O presidente do Senado retira da gaveta um projeto que, mencionando abuso de autoridade, tem o objetivo de reduzir a capacidade de investigação do Ministério Público e da Polícia Federal e de penalização da Justiça
O Brasil é uma Sicília tropical? Quase, mas não é. Na Sicília, há duas leis — a do Estado, o legal, e a do Contra-Estado, o da Máfia, que, na prática, é um Estado paralelo. Aliás, não só na Sicília, porque há outras máfias na Itália, operando na ilegalidade e, cada vez mais, em negócios legais.
Na terra de Rubem Fonseca, autor de romances policiais muito bem escritos e arquitetados, também há máfias, mas sem o “estatuto” do crime organizado da pátria de Tomasi di Lampedusa, autor do extraordinário romance “O Gattopardo” (“se queremos que tudo continue como está, é preciso que tudo mude”). Quer dizer: não se fala em máfia, com esta nomenklatura, mas há uma máfia ou, como na Itália, máfias.
O crime organizado de alto coturno no país de Luiz Alfredo Garcia-Roza, outro autor de romances policiais, é sofisticado. Tão refinado que é difícil mapeá-lo e agarrar seus líderes e operadores. Pensa-se comumente que, no caso da Operação Lava Jato — que apura o mais escândalo político-empresarial-financeiro da história patropi —, se deve às leis a possibilidade de investigá-lo com o máximo de eficiência e autonomia. Isto é um fato: a Constituição de 1988 aumentou os poderes dos setores investigativos, como o Ministério Público. Mas há outro fato, raramente notado e de natureza geracional.
Há uma nova geração de magistrados, procuradores e policiais federais que, acreditando no primado da lei — que sempre precisa estar acima das classes sociais —, decidiu que precisa ser cumprida a qualquer custo. Esta geração é sofisticada intelectualmente, com uma formação jurídica e tecnológica de primeira linha, e é independente em termos financeiros (e é uma bobagem moralista avaliar que promotor, policial e juiz não devem ganhar bem; a autonomia deles advém, em larga medida, da dedicação exclusiva). O resultado é que há autonomia em relação aos poderes político e empresarial. Sergio Fernando Moro, juiz federal, o procurador Deltan Dallagnol e a delegada Erika Malena — cita-se apenas três nomes como símbolos das instituições Justiça, Ministério Público e Polícia Federal, mas há, claro, vários outros — são, além de decentes, competentes. O que eles representam? O fim — ao menos a redução — da impunidade.

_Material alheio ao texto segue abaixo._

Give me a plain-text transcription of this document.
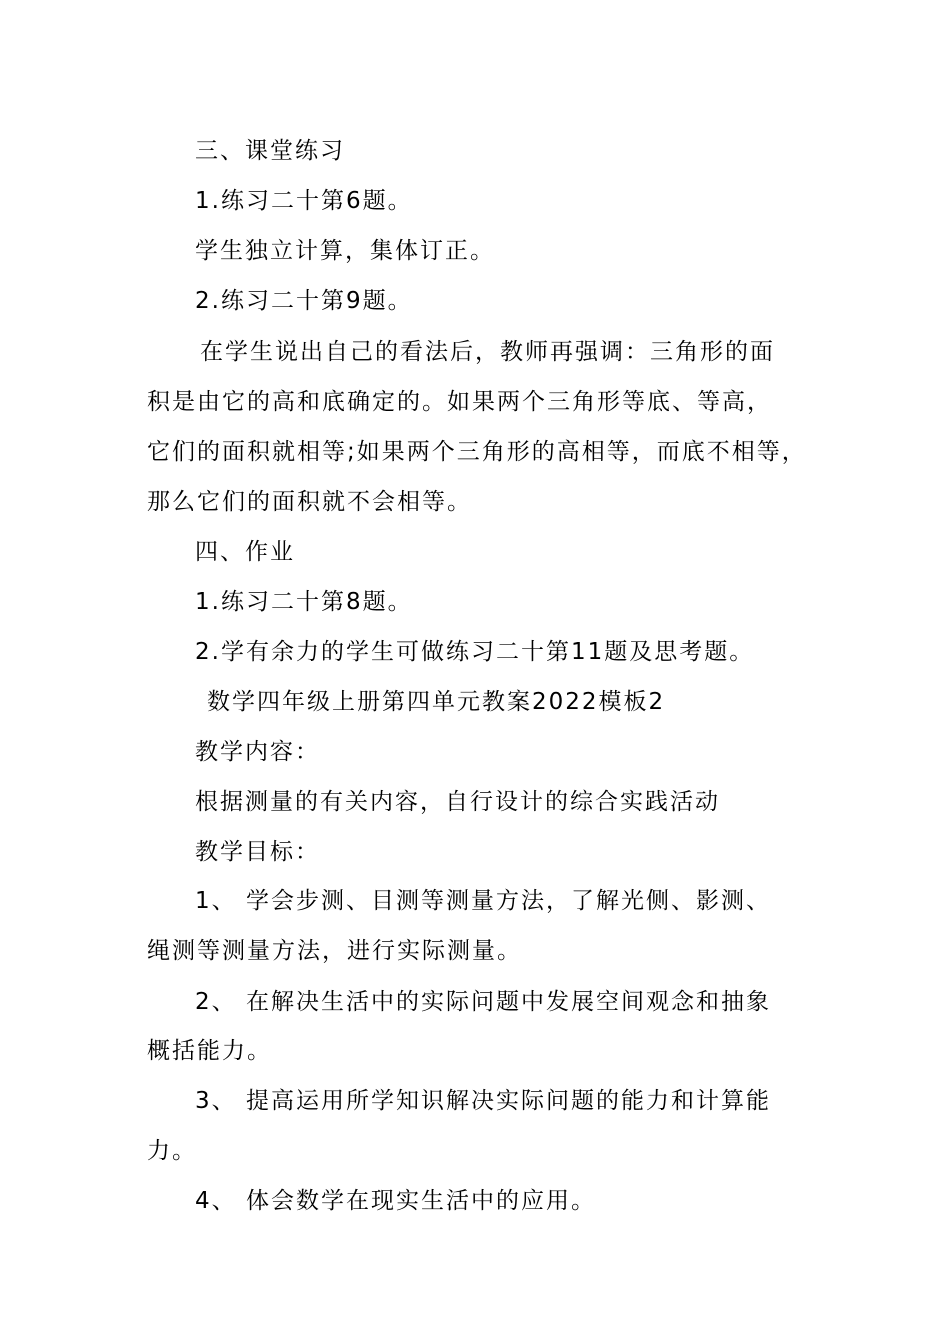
三、课堂练习
1.练习二十第6题。
学生独立计算，集体订正。
2.练习二十第9题。
在学生说出自己的看法后，教师再强调：三角形的面
积是由它的高和底确定的。如果两个三角形等底、等高，
它们的面积就相等;如果两个三角形的高相等，而底不相等，
那么它们的面积就不会相等。
四、作业
1.练习二十第8题。
2.学有余力的学生可做练习二十第11题及思考题。
数学四年级上册第四单元教案2022模板2
教学内容：
根据测量的有关内容，自行设计的综合实践活动
教学目标：
1、 学会步测、目测等测量方法，了解光侧、影测、
绳测等测量方法，进行实际测量。
2、 在解决生活中的实际问题中发展空间观念和抽象
概括能力。
3、 提高运用所学知识解决实际问题的能力和计算能
力。
4、 体会数学在现实生活中的应用。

Os homens e mulheres do MPF, da PF e da Justiça Federal estão conseguindo, de maneira intimorata, desmontar a quadrilha mafiosa que privatizou o Estado. Fala-se em privataria tucana — e houve mesmo uma privataria, até hoje não inteiramente dimensionada (porque, no lugar de um levantamento amplo do problema, se faz tão-somente uma crítica ideologizada e, no pior dos sentidos, politizada) —, mas o PT de Lula da Silva e Dilma Rousseff, com seus aliados, como o PMDB do presidente Michel Temer e do senador Renan Calheiros e o PP do senador Ciro Nogueira, privatizou o Estado, o que é muito mais grave. O Estado, sob o PT, deixou de servir ao cidadão e se tornou um “dispositivo” de grupos privados, notadamente políticos, empreiteiros, dirigentes de estatais e consultores. Tornou-se um Estado criminoso, atuando contra a sociedade e retirando recursos da saúde, da educação e da segurança pública.
A Operação Lava Jato, um fenômeno tão grande quanto o próprio escândalo que a gerou, não acabou, e não se sabe quando terminará. Mas é plenamente vitoriosa.

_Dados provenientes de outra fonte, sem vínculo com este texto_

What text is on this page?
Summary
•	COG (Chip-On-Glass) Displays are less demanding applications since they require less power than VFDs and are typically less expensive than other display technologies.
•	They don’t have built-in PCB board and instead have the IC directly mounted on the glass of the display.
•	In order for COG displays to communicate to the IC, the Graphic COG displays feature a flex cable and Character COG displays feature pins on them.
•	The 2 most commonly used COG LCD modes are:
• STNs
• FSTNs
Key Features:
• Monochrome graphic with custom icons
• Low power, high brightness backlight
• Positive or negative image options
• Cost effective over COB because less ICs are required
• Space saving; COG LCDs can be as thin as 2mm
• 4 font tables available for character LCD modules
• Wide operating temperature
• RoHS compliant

Primeiro, levou à cadeia aqueles que assaltaram os cofres do Estado. Segundo, mostrou que cadeia não é lugar só para pobre e classe média — alguns dos homens mais ricos do país foram ou estão encarcerados.
Terceiro, conseguiu um feito que nem sempre se consegue mesmo em países com leis rigorosas a respeito: a repatriação de parte do dinheiro roubado pelas quadrilhas político-empresariais.

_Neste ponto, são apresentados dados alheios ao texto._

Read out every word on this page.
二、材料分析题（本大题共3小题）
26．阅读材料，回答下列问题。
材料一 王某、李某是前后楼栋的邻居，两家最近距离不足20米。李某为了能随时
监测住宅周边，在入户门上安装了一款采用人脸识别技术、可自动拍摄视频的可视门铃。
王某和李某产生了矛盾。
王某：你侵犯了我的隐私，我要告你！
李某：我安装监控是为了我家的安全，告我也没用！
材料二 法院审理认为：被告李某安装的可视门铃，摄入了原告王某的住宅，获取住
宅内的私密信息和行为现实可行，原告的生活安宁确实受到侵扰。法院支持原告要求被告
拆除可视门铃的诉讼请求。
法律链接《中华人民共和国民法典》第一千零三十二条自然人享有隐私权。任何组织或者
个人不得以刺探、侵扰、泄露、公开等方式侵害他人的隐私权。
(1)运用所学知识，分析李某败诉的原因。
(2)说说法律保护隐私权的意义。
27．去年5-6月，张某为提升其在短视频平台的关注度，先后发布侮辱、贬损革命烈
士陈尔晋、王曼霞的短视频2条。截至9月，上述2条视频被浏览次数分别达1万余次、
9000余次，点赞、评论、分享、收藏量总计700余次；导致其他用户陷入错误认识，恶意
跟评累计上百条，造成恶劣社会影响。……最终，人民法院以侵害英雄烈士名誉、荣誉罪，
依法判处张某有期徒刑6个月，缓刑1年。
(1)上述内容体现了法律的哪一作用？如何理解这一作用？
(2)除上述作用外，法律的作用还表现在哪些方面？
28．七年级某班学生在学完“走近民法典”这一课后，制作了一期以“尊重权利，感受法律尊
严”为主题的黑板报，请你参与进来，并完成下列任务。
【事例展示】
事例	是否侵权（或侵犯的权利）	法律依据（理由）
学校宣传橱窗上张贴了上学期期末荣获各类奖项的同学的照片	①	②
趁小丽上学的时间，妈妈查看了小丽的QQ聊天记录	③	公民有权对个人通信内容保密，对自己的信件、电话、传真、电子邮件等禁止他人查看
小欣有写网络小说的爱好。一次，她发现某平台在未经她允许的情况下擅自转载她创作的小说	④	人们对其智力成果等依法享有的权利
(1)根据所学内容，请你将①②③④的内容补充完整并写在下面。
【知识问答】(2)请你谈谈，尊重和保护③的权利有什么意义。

Quarto, a condução das investigações e das condenações é de uma independência ímpar — não há nenhum viés político. Tanto que a Operação Lava Jato tem investigado políticos do PMDB, do PT, do PP e do PSDB. O espectro político está quase todo contaminado. O PT é a cabeça da corrupção, com PP e PMDB compondo corpo e membros, mas sobra uma mãozinha, ao menos, para o tucanato, sobretudo, quem sabe, para o senador mineiro Aécio Neves, do PSDB.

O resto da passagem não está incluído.